Une jeune fille brillante de quinze ans fut soudainement alitée, complètement paralysée d'un côté et presque aveugle. Elle entendit le médecin de famille dire à ses parents, qui se tenaient à son chevet : "Elle a connu ses plus beaux jours, la pauvre !" "Non, docteur", s'écria-t-elle, "mes plus beaux jours sont encore à venir, quand je verrai le Roi dans toute sa splendeur."

Notre espérance.

Voilà notre espoir. Nous ne sombrerons pas dans l'anéantissement. Le Christ est ressuscité pour nous donner la garantie de notre propre résurrection. La résurrection est le grand antidote à la mort. Rien ne peut la remplacer. Ni les richesses, ni le génie, ni les plaisirs terrestres, ni les occupations, rien ne peut nous apporter de consolation à l'heure de notre mort.

"Tous mes biens pour un (si court) instant", s'écria la reine Élisabeth en mourant. "J'ai tout prévu durant ma vie, sauf la mort, et maintenant, hélas ! Je vais mourir sans y être préparé", furent les dernières paroles du cardinal Borgia. Comparons cela aux dernières paroles d'un des premiers disciples : "Je suis las. Je vais maintenant dormir. Bonne nuit !" Il avait l'espoir certain de se réveiller dans un monde meilleur. 

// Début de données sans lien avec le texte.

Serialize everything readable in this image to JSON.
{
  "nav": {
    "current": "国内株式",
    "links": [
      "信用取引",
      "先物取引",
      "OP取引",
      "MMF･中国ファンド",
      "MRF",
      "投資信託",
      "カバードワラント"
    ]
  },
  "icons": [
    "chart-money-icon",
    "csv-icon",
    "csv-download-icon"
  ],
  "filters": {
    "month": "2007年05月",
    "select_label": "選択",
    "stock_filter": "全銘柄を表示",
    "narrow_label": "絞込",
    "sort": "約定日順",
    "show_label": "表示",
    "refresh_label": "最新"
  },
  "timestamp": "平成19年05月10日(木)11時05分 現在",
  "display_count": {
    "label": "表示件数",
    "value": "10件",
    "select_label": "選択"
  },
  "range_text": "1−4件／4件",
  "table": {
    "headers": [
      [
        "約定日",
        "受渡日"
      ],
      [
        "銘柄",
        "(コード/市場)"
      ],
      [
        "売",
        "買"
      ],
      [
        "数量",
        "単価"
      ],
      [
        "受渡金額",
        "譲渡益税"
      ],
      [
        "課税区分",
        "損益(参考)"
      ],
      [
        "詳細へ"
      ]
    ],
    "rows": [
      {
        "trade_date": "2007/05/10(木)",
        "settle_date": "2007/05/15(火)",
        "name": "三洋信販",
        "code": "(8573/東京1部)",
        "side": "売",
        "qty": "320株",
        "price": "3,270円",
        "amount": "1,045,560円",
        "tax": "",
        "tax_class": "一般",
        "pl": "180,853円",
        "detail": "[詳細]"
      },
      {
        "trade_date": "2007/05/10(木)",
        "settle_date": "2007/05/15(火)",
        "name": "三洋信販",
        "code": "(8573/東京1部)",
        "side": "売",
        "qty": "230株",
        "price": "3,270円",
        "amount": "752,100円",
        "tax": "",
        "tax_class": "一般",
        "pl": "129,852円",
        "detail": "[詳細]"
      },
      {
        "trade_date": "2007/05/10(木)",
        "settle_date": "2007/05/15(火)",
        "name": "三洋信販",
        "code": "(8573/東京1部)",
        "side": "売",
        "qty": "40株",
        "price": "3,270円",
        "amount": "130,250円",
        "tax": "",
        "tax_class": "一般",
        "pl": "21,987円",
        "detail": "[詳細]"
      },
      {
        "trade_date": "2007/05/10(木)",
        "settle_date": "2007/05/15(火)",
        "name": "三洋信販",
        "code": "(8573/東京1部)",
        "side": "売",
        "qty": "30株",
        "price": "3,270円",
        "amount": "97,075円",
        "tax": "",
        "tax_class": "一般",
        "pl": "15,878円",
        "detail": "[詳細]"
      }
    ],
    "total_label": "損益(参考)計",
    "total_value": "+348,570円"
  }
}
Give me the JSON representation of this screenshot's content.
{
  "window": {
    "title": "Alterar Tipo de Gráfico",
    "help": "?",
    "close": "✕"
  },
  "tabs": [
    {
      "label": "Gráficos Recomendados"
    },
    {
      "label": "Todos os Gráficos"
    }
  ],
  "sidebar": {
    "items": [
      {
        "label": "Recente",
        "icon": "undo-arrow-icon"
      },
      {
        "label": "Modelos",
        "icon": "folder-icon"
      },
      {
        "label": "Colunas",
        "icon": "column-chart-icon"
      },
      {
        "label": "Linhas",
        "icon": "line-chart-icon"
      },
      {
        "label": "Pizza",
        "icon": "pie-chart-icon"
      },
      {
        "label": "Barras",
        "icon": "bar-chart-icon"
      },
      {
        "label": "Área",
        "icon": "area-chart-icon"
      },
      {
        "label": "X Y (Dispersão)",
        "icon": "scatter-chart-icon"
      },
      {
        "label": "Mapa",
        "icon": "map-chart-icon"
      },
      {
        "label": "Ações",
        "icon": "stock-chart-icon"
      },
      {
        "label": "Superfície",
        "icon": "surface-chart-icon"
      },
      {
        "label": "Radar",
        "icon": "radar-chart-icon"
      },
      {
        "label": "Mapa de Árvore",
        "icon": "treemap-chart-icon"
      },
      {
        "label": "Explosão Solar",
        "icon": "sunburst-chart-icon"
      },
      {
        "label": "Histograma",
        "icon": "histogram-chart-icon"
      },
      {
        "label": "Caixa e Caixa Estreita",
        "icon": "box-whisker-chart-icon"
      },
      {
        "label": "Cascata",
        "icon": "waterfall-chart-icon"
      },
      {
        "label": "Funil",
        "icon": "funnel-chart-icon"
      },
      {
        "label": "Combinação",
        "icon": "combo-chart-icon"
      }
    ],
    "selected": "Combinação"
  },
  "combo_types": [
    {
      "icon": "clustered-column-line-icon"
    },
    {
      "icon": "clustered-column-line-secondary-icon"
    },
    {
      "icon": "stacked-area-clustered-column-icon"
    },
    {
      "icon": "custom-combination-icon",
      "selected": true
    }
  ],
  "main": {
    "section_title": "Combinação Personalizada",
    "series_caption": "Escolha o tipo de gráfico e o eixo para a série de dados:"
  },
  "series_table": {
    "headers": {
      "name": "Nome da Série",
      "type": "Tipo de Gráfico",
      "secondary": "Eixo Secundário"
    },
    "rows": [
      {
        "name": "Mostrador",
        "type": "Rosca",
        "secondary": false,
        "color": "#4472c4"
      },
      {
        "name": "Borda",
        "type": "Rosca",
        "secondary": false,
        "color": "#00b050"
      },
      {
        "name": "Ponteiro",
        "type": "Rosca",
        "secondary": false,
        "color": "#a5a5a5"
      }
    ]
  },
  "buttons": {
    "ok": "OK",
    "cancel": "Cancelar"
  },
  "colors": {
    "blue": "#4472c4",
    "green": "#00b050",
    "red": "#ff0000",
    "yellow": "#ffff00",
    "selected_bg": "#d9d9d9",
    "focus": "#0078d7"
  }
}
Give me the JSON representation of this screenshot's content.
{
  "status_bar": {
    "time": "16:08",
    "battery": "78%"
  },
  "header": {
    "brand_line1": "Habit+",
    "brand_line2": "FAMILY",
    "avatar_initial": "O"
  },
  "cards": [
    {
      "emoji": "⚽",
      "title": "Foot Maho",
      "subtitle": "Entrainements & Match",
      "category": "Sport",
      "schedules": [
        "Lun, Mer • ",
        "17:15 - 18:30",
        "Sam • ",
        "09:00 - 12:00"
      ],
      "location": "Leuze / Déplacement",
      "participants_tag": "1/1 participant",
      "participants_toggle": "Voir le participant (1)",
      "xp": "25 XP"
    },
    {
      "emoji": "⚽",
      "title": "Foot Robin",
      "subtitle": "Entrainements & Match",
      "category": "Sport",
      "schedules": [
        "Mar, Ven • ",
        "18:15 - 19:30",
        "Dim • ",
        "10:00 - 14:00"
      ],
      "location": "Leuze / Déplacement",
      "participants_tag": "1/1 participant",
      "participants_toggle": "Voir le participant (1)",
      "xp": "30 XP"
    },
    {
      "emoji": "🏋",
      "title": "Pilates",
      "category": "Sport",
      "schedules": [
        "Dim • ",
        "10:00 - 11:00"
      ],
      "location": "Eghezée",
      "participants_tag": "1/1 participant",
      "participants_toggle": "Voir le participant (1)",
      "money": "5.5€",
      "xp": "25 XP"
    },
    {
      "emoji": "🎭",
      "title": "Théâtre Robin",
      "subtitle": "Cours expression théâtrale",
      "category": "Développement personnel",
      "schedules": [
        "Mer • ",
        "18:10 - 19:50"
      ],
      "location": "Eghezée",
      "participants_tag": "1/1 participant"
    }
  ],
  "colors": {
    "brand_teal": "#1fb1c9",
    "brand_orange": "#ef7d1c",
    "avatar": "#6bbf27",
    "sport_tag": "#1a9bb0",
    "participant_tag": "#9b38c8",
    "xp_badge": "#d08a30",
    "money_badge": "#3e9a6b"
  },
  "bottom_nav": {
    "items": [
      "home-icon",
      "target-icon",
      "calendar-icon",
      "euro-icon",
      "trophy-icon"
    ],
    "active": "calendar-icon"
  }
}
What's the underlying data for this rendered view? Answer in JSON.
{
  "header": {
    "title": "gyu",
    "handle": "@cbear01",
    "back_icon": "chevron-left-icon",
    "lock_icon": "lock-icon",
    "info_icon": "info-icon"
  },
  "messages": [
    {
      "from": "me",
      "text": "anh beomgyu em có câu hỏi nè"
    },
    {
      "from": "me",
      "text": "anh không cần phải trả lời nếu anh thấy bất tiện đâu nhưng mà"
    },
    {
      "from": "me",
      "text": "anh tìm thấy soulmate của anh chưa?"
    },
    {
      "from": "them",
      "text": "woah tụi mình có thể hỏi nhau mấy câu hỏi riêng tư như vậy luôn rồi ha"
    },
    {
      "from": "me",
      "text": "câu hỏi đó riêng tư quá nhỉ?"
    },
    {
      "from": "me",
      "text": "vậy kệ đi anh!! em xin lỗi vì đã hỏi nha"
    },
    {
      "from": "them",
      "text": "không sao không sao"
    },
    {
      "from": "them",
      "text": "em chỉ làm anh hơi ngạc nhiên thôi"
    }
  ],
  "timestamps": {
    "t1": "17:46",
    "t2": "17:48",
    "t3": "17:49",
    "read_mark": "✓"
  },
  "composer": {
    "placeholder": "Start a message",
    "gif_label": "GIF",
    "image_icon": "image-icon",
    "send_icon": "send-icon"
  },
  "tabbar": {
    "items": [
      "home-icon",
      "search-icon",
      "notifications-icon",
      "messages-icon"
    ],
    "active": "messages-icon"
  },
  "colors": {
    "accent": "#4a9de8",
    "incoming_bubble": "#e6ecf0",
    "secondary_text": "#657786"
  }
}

À la bataille d'Inkerman, un soldat parvint de justesse à ramper jusqu'à sa tente après avoir été terrassé. Lorsqu'on le trouva, il gisait face contre terre, sa Bible ouverte devant lui, la main collée à la page par son sang qui la recouvrait. Quand on releva sa main, les lettres de la page imprimée s'y dessinaient clairement ; et avec la promesse éternelle inscrite dans sa main, on le déposa dans une tombe de soldat. Les mots étaient : "Je suis la résurrection et la vie. Celui qui croit en moi, même s'il meurt, vivra."

Je désire cette religion qui puisse apporter du réconfort même dans la mort, qui puisse me réunir à mes proches. Oh ! que de tristesse et de ténèbres s'abattraient sur ce monde sans la glorieuse doctrine de la résurrection ! Dieu soit loué, le jour glorieux ne tardera pas à se lever. Pour un temps encore, Dieu nous demande d'être des veilleurs, fidèles à Lui et attendant son appel. Bientôt, notre Seigneur viendra chercher les siens, vivants ou morts.